The field of Artificial Intelligence seeks to create adaptive systems but this also brings with it a problem. The designer of an adaptive system needs to be able to look inside a 'black box' to see how it is working and whether it is adapting as it should be. Adaptive systems can often be very complex, and in such cases, a visual representation of the system can be the most effective way to let the designer know what is happening inside.

Developing a useful visual display carries a significant cost in time and effort that distracts the researcher from their original interest. As adaptive systems become more complex this will become more of an issue as there will be a greater need for appropriate information visualisation. Yet developing them will carry a greater cost as they need to present ever more complex systems in a simple way that is intuitive for a human to understand. This suggests that as research into computational intelligence develops, there will be a growing need for generic and re-usable tools for information visualisation.

Many adaptive systems, such as neural networks and semantic webs, can be seen as graphs built up of nodes and edges. The technique described here uses self-organisation to allow a human to easily see the connections between the clusters inherent in the structure. The algorithm was first developed in Java to output VRML models to allow a human to see the relationships between marked-up knowledge. This produced graphs whereby the nodes are initially unsorted:

The spatial layout was computed using a variant of the Spring-Embedder model. The model view can be seen as a graph whereby the edges are of a variable length. All nodes are repelled away from each other, but an attractive force exists between nodes that are connected by an edge. These forces are applied until the entire structure reaches an equilibrium.
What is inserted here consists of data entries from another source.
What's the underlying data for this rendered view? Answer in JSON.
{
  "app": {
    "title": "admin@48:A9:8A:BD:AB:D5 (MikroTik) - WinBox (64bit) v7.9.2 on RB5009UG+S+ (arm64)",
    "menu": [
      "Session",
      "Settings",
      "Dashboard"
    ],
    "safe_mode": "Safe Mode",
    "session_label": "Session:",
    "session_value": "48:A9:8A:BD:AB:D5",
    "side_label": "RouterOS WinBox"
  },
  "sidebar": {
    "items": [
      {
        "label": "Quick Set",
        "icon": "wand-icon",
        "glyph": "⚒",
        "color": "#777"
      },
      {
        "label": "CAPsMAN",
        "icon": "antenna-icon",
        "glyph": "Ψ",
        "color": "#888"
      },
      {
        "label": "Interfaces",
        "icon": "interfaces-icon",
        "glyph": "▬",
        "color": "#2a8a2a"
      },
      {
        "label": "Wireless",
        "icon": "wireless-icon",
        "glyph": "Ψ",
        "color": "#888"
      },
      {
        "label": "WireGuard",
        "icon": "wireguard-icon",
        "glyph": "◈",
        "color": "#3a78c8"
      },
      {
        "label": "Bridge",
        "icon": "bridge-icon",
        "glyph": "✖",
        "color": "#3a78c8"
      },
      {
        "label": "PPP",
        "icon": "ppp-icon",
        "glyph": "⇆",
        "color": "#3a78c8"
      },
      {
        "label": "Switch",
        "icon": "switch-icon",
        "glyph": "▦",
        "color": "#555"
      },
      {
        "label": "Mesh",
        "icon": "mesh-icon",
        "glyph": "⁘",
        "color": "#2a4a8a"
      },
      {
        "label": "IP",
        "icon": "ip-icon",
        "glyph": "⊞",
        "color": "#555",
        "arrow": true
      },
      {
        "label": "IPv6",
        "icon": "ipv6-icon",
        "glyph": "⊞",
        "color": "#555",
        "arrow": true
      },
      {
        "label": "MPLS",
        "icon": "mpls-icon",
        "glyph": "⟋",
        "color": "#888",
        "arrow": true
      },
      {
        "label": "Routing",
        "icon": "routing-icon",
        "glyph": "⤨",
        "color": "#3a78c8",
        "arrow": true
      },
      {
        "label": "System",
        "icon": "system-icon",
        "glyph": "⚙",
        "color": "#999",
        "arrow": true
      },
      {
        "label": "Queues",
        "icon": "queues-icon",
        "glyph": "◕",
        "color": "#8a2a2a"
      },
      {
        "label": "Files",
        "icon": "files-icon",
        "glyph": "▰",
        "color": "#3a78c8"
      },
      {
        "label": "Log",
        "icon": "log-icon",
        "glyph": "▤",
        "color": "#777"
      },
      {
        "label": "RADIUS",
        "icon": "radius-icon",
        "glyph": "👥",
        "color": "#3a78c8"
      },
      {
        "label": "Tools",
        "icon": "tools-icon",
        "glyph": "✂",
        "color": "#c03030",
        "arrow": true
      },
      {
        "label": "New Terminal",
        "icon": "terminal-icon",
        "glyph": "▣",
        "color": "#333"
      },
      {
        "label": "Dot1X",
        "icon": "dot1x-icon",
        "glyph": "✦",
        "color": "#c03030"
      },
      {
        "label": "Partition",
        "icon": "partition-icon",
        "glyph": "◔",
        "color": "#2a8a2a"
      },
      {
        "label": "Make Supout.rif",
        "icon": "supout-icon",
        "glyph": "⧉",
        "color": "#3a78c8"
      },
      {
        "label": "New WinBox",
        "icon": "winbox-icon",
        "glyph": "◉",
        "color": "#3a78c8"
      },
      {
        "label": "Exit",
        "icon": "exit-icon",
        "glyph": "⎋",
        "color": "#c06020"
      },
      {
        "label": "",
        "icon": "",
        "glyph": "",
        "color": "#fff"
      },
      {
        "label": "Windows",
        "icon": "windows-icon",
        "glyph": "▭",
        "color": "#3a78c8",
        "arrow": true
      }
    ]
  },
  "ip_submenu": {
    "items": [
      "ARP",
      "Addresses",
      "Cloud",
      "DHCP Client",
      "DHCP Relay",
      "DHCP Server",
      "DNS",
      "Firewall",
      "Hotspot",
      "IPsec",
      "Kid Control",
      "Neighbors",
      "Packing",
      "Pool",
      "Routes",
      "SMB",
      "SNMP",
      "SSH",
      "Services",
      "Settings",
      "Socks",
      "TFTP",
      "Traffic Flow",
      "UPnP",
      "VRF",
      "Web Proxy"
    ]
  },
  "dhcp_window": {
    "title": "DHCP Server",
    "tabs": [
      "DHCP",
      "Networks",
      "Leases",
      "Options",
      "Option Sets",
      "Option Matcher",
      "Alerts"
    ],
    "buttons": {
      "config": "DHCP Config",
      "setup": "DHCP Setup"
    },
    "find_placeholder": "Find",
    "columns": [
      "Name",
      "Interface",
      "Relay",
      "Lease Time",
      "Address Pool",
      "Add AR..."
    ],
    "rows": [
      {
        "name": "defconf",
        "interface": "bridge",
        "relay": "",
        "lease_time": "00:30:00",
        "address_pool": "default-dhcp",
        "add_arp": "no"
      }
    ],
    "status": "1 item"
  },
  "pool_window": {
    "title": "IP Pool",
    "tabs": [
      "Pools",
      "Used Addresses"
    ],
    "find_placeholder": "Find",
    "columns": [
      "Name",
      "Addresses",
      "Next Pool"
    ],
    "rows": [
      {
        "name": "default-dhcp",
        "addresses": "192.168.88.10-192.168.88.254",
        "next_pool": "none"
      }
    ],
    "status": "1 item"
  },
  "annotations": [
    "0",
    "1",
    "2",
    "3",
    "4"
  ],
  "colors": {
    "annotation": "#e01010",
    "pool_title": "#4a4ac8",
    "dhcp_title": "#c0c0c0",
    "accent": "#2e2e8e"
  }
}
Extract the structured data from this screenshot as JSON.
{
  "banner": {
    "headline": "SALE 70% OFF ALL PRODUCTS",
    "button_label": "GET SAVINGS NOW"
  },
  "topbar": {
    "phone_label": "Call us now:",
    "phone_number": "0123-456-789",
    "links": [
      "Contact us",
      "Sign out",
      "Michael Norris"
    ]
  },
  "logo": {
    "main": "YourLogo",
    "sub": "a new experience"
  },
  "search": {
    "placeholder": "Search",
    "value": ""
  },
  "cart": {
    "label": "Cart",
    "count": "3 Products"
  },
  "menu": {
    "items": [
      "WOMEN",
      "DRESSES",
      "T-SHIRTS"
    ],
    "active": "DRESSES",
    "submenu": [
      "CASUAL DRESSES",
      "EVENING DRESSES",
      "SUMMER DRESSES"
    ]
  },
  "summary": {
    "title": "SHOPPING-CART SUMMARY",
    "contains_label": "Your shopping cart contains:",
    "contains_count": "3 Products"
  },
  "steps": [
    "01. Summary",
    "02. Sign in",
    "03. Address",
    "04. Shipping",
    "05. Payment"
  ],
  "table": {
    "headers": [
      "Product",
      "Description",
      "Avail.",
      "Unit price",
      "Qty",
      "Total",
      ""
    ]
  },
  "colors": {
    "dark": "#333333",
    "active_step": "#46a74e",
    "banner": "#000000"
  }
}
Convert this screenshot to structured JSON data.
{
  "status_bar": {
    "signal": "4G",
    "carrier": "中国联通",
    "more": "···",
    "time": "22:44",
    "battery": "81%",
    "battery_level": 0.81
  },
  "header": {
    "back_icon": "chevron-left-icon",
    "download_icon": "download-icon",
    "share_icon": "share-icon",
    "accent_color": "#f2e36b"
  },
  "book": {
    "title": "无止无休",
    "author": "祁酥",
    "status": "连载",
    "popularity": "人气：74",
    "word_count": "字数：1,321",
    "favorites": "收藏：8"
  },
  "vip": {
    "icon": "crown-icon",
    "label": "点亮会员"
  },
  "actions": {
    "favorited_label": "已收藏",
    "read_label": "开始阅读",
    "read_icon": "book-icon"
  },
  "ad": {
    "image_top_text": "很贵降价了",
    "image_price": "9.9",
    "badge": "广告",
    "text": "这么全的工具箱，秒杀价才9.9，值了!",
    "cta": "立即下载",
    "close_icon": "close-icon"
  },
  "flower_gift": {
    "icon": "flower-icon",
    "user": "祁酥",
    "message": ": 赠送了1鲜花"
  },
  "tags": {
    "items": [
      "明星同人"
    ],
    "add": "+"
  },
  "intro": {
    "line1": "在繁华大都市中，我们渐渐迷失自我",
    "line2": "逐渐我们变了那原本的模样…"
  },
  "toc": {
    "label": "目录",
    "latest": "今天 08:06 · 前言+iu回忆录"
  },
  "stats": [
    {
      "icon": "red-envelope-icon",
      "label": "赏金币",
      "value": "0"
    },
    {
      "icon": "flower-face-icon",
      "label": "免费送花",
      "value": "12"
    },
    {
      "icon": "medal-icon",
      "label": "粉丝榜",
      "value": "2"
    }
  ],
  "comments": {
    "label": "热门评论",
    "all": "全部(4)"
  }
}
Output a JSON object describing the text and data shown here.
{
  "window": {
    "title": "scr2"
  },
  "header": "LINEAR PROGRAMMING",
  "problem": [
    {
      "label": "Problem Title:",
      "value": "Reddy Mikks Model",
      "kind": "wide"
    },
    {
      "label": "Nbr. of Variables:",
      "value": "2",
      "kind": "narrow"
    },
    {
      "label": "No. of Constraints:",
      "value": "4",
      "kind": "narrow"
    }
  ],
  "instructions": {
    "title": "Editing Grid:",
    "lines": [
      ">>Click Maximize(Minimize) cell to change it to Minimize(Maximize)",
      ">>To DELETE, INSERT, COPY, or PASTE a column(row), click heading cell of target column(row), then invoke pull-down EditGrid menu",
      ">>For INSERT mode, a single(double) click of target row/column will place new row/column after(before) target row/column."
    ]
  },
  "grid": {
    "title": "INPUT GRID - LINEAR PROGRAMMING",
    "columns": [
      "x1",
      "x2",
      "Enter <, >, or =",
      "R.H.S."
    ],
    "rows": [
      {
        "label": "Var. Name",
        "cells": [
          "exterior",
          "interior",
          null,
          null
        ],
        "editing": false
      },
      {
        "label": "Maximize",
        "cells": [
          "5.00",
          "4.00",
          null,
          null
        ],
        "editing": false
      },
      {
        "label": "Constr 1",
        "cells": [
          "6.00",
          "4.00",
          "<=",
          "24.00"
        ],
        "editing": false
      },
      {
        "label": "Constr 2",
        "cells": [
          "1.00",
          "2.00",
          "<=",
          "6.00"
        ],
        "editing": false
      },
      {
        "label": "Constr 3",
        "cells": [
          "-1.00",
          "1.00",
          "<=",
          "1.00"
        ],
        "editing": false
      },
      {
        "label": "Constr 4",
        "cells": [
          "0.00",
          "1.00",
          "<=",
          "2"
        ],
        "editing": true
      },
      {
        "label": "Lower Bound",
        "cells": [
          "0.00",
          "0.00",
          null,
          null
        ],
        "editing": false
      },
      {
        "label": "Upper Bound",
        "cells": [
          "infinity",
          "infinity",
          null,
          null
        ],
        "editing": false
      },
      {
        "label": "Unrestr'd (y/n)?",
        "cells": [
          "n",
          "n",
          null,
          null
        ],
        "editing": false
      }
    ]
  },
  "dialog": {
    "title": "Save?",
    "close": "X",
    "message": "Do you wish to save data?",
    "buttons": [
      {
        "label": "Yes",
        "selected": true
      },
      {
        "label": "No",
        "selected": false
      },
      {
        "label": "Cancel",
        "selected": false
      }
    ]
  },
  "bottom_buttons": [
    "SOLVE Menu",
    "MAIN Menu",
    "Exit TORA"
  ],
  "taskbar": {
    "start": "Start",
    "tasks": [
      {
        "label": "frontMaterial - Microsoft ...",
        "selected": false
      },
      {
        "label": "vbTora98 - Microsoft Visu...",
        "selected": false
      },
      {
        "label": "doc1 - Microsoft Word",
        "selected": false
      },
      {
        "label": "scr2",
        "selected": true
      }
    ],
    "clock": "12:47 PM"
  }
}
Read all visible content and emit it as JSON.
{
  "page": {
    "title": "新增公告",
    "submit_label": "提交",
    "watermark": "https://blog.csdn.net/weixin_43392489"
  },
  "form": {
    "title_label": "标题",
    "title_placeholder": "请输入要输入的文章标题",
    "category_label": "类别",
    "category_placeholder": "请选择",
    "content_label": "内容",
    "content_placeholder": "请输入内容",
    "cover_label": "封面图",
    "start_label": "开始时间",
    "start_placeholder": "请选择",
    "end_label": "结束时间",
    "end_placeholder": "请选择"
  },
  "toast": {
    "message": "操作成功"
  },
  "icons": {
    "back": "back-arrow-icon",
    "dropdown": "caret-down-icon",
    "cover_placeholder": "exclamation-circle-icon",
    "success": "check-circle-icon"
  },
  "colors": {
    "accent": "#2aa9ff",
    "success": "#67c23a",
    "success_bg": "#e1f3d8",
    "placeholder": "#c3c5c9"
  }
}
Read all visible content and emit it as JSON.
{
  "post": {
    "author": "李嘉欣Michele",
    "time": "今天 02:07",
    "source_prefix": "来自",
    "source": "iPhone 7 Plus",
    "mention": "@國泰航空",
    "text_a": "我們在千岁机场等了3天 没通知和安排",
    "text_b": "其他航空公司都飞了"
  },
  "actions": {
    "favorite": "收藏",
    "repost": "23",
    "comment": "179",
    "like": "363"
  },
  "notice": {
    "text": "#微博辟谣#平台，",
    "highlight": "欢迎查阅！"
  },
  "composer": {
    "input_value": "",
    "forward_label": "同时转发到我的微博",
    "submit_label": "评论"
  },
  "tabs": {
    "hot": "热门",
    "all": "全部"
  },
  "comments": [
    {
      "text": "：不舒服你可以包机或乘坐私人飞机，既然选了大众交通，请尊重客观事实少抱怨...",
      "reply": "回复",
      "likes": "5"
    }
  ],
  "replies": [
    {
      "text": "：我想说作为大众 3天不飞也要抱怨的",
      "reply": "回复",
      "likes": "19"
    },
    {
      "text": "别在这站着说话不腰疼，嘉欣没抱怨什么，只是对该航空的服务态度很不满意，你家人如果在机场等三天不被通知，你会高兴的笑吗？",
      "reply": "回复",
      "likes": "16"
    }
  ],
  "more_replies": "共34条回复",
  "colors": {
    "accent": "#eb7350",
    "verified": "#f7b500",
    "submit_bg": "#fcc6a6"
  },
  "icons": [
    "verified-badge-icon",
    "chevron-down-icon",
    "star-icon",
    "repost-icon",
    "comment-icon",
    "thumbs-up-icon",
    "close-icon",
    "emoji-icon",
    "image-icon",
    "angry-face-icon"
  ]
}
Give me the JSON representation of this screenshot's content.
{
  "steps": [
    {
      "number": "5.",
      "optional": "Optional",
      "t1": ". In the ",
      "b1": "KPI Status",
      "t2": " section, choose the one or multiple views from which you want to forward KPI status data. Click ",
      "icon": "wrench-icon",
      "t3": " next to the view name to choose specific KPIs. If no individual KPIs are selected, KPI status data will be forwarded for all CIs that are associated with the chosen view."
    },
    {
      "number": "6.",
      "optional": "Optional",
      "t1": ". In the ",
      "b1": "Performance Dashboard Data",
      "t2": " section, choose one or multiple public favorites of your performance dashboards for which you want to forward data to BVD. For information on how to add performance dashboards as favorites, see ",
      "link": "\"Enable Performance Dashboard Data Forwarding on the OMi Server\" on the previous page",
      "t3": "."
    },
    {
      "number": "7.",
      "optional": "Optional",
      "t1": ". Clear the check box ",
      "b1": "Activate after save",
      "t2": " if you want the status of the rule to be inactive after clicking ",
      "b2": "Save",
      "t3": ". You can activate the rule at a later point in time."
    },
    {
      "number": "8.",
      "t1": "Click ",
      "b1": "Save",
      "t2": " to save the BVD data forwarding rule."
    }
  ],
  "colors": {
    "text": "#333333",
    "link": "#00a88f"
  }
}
Colour encoding is one way in which information can be easily represented without increasing the complexity of a visual display. Or it can be used to make some information that is already represented more obvious. In the model view, drawing connected nodes closer together shows the clusters that they form. Having all nodes within a cluster coloured the same makes the clusters more obvious to the human eye. It can also show how related partial clusters are if there are many links between them as the colouring can change subtly.

There were two requirements for colouring when visualising neural networks. These were that layers that were connected, and also different connections to the same layer, should be coloured as differently as possible. If not, then if a layer of neurons is connected to multiple layers elsewhere in the network then it becomes difficult to discern which connection is output from which layer. Colouring connected layers as differently as possible also helps discern which neuron belongs to which layer for small networks as the layers are drawn closer together.

This was achieved by diverging the red, green and blue values (dyes) of the colours of two layers connected by weights, or weights that were connected to the same layer. A percentage of the difference between the same dyes of two RGB values is added or subtracted from each in order to drive them further apart.

When visualising layers, such as layers of neurons, the forces only act in two dimensions. Each layer acts as a single node and all the connections between two layers count as one edge in the graph. The x-axis is used to spatially distribute the neurons within a layer as a row. Because the attractive and repulsive forces are constrained to act in only two dimensions, along the y- and z- axis, there is an added requirement to apply a repulsive force between nodes and edges that has not yet been implemented. This is especially important when considering that the edges of the graph are displayed as intersecting planes through space because they extend along the x-axis.